Xi's Xinjiang visit highlights 'terror' fight: China media

BEIJING - Chinese state-run media on Wednesday played up a visit to the violence-prone far western region of Xinjiang by President Xi Jinping, who encouraged tougher law enforcement and stepped-up assimilation of minorities.

The vast and nominally autonomous region, where mostly Muslim Uighurs are the largest ethnic group, is periodically hit by deadly clashes that authorities blame on terrorists but which rights groups say are driven by cultural repression.

Xi urged on law enforcement personnel in Kashgar, in his first visit to Xinjiang since becoming head of China's ruling Communist Party in November 2012.

"It is necessary that you have effective methods to handle violent and terrorist criminals," Xi said, the state-run China Daily newspaper reported, citing the official Xinhua news agency.

"The training must simulate real combat," Xi added. "Sweat more in peacetime to bleed less in wartime." On its front page the paper carried a photo of Xi grinning as he visited a Kashgar home, holding the hand and wrist of family members seated with him on a sofa, traditional foods set out on a table before them.

But he called the area the "front line" in terms of fighting terrorism and maintaining social stability.

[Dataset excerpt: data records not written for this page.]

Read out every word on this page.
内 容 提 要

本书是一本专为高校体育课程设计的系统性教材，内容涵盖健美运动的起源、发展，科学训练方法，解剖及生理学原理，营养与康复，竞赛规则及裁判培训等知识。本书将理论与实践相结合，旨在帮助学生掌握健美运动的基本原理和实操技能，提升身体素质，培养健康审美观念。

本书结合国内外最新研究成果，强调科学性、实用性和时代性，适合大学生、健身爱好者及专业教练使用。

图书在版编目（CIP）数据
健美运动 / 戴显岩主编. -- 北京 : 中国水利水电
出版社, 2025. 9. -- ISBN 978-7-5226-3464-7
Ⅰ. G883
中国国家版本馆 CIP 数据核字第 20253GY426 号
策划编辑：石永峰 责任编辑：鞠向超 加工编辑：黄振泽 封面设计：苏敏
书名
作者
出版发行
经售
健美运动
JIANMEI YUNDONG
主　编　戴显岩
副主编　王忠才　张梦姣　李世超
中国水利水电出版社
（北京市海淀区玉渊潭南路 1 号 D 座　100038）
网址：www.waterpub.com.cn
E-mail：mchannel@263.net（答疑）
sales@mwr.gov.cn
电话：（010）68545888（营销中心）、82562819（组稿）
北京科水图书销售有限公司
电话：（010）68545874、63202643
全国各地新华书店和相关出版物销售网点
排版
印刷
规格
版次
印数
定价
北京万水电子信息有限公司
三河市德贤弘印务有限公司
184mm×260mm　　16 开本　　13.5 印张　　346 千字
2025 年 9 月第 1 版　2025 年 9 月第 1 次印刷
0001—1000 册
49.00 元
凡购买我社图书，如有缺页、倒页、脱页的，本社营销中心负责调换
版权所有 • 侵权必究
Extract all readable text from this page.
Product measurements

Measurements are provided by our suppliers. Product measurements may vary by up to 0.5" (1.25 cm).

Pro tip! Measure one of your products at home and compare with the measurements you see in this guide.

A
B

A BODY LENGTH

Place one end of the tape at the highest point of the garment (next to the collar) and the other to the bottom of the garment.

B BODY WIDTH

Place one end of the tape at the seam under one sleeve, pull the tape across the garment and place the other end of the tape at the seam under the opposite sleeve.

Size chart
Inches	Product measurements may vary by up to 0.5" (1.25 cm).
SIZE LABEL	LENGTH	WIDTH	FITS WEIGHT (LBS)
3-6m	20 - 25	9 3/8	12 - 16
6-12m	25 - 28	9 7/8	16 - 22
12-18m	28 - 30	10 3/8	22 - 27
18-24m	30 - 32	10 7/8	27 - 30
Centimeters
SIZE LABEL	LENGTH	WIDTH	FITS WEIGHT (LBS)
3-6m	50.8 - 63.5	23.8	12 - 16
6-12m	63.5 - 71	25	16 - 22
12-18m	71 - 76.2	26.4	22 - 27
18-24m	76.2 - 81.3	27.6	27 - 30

"The situation is grim and complicated," he said.

Xi's "inspection tour" to Xinjiang follows his chairing of the first meeting of China's new national security commission two weeks ago.

"China now faces the most complicated internal and external factors in history," Xinhua paraphrased him as saying then.

Ethnic rioting in the Xinjiang capital Urumqi in 2009 left around 200 people dead and resulted in a security crackdown, but more recently violence has spread beyond the region.

A machete attack on passengers and passers-by at a railway station in the southern province of Yunnan in March killed 29 people and wounded 143.

Authorities blame the violence on separatists with ties to foreign terrorist groups, though rights groups and experts say the threat is exaggerated to justify religious and cultural restrictions and is amplified by decades of migration to the region by members of China's Han majority.

Xi also visited a primary school, where he called on teachers to make students bilingual.

"Learning Mandarin will not only make it easier for these children to find jobs in the future, but more important, it can contribute to promoting ethnic unity," Xi said, according to the China Daily.

He also took the opportunity to encourage Han teachers to learn the Uighur language, it added.

An editorial in the Chinese-language edition of the Global Times newspaper used Xi's trip to call for people elsewhere in China to be unafraid and venture to Xinjiang "to travel and hold meetings and be resolutely determined to sweep away the odour of terror hurled at society by terrorist elements".

Such groups were working to bring about "ethnic estrangement" and isolate Xinjiang from Chinese society, it said.

"We cannot let this malicious goal of theirs prevail."